Rone

Creatures

BY Scott SimpsonPublished Feb 6, 2015

9
After releasing no less than seven EPs in as many years, as well as two full-lengths and contributions to the National's acclaimed sixth studio album Trouble Will Find Me, French electronic producer Erwan Castex — aka Rone — has made a name for himself as a purveyor of whimsical, glittery, minimal techno and IDM. But early material from his third full-length, particularly early single "Ouija," presented a marked shift in Rone's sound, shying from the smooth and pleasant compositions to which listeners had become accustomed, and transitioning to a much more complex and at times darker industrial territory. But "Ouija," as it turns out, was not a great indicator of the shape Creatures would finally take; it's far more inviting than the foreboding first single would intimate.
 
First and foremost, Creatures is a much bigger collaborative project than anything Rone has released thus far. Whereas his sophomore album Tohu Bohu bore the trappings of Berlin techno — having relocated to the German capital for its recording — in all its insular glory, Creatures was produced and recorded in the French commune of Dreux, a small northern village, which allowed Rone to synthesize the various contributions into a self-contained package. There's a prominent lyrical component to the project, including vocal contributions from Montreal singer-songwriter Sea Oleena and Frànçois and the Atlas Mountains frontman François Marry, that was absent on Rone's earlier releases and that add layers of depth and meaning to the songs, as sometimes only human voices can.
 
In discussing the process behind the album with French publication Sourdoreille, Castex mentions wanting to add more instrumentation to his process, making the electronic soundscape more organic, but also inversely modulating the acoustics with electronic effects.

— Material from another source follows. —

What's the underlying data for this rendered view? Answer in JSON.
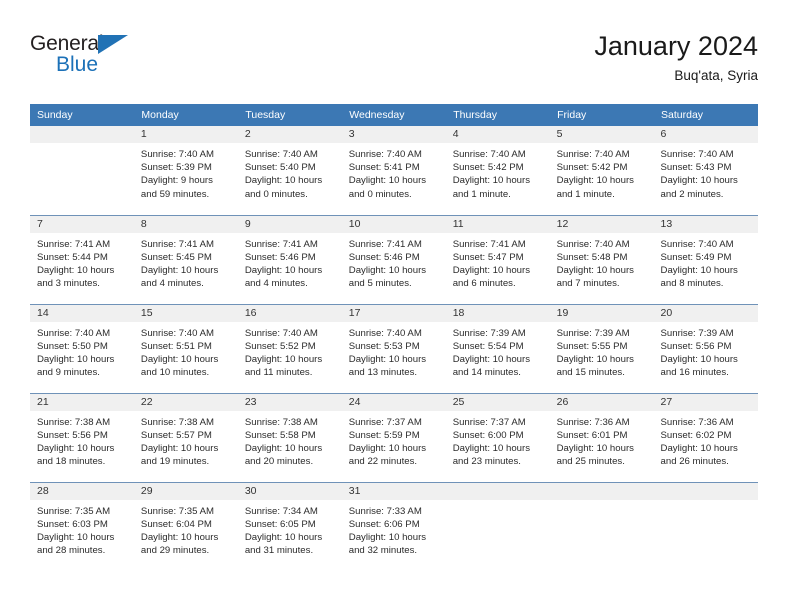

The results are made apparent on cuts such as "Acid Reflux," which features Japanese trumpeter Toshinori Kondo, where the trumpet sounds ebb and flow in ways that constantly defy notions of natural and fabricated.
 
On "Calice Texas," multi-instrumentalist and labelmate Bachar Mar-Khalifé packs the track with soft plucky strings, drums and his own plaintive vocals, spliced together with samples of Castex's daughter, who interrupted their session, resulting in one of Creature's most experimental and satisfying cuts. "Freaks," inspired by the 1932 Tod Browning film of the same name, is arguably the album's darkest cut, filled with strings by French cellist and regular collaborator Gaspard Claus.
 
Creatures is a pensive release, one that slowly unfolds and retracts as you follow along, and one that confirms Rone's assertion that electronica and classical music are intrinsically linked. It's the type of album that shifts with every listen, making you discover unknown corners of certain songs, with nary a lowlight or highlight in sight.